BMI (body mass index) è un algoritmo inventato nel 1830 ed è tempo di adeguarlo alle mutate condizioni fisiche dell’umanità. Questo è l’appello lanciato da un docente di matematica di Oxford, Nick Trefethen, che propone di cambiare la vecchia formula (peso diviso il quadrato dell’altezza), con un nuovo algoritmo dotato di indici più raffinati: peso moltiplicato per 1,3, il tutto poi diviso per l’altezza elevata a 2,5.
A detta del matematico inglese questa correzione andrebbe a definire meglio “le persone che sono alle ali estreme dalla scala delle altezze”: ovvero quelle molto basse, che non superano il metero e 55 (dove alcuni ex-normali si ritroveranno in sovrappeso) e gli individui molto alti, da un metro e novanta in su, tra i quali aumenterebbe il numero dei magri.
L’area della normalità rimarrebbe quella di un indice compreso tra 18,5 e 25.

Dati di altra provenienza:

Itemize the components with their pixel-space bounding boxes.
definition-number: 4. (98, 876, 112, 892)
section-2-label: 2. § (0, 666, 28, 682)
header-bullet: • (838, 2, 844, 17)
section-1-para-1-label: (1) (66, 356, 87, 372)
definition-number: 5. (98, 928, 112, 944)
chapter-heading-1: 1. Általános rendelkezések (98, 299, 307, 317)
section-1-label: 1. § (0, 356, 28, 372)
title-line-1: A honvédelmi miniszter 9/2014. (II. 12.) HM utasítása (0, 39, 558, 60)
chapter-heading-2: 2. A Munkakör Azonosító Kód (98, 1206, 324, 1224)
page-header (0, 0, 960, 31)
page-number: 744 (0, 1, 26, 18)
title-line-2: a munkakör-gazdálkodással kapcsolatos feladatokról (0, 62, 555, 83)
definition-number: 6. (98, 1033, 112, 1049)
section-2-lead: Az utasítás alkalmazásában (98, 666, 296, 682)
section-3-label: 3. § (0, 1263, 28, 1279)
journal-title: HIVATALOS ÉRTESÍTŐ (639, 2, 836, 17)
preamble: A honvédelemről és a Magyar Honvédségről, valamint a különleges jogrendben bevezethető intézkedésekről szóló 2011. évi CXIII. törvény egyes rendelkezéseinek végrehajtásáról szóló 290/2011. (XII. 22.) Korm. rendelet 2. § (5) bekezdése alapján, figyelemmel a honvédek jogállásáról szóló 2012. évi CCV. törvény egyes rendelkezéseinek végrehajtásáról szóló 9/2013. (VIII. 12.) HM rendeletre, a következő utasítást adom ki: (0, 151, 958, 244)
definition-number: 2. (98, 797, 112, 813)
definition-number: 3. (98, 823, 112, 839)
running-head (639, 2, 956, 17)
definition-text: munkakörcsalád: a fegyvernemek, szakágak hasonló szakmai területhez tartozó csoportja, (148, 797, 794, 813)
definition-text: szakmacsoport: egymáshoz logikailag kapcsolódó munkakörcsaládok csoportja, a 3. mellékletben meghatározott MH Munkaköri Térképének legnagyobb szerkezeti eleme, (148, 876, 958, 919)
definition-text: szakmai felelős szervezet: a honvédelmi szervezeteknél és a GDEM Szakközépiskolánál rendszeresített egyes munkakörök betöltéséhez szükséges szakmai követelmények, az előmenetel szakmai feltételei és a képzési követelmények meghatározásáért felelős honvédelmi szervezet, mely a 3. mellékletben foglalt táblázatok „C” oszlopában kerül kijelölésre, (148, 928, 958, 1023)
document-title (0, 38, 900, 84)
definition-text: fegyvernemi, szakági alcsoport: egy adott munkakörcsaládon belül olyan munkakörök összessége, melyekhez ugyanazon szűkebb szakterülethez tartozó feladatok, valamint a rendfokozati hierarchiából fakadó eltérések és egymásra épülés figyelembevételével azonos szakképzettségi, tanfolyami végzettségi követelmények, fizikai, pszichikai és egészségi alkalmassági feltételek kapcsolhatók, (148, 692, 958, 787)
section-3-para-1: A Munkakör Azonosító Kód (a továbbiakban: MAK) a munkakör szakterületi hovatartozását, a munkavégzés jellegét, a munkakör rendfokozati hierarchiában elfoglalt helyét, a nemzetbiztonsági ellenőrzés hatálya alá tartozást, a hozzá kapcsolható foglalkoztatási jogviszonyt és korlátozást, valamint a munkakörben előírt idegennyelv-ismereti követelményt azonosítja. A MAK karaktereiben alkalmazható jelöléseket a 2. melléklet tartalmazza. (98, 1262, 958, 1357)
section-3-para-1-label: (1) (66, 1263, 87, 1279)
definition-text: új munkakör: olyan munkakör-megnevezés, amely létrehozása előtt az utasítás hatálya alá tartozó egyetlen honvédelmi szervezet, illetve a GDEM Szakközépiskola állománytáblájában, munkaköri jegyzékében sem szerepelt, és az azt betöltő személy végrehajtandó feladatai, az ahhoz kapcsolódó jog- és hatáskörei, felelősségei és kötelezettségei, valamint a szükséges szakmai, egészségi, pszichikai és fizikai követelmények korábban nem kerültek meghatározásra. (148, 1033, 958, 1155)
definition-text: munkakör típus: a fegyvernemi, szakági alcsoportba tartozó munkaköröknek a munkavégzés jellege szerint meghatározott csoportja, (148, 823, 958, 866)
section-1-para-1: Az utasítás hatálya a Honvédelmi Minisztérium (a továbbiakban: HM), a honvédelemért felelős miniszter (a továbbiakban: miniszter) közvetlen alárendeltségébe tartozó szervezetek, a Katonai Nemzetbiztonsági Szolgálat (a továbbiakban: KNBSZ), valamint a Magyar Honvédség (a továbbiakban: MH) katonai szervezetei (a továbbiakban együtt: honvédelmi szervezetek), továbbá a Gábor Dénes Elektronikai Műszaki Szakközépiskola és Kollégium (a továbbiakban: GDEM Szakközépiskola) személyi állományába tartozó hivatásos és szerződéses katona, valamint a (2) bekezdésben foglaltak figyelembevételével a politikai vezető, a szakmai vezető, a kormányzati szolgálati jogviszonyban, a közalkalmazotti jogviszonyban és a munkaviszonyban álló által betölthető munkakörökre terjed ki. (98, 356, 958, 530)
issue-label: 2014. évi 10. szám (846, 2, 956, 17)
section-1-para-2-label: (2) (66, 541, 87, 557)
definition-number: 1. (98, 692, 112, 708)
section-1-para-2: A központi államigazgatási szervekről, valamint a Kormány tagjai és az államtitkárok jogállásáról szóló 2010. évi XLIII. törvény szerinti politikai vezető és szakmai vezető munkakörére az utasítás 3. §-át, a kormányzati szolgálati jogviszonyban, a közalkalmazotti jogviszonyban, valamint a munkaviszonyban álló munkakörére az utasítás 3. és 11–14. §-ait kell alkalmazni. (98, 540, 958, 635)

Non si è fata attendere la contestazione da parte di una porzione della comunità medica e scientifica, che contesta alla nuova formula gli stessi limiti del vecchio indice: nessuna considerazione della massa grassa in quanto tale e del rischio salute.
Ciononostante la notizia ha riscosso subito successo e attenzione, ed è partito un gossip irrefrenabile ad applicare la nuova formula a persone conosciute, amici, famigliari e vips.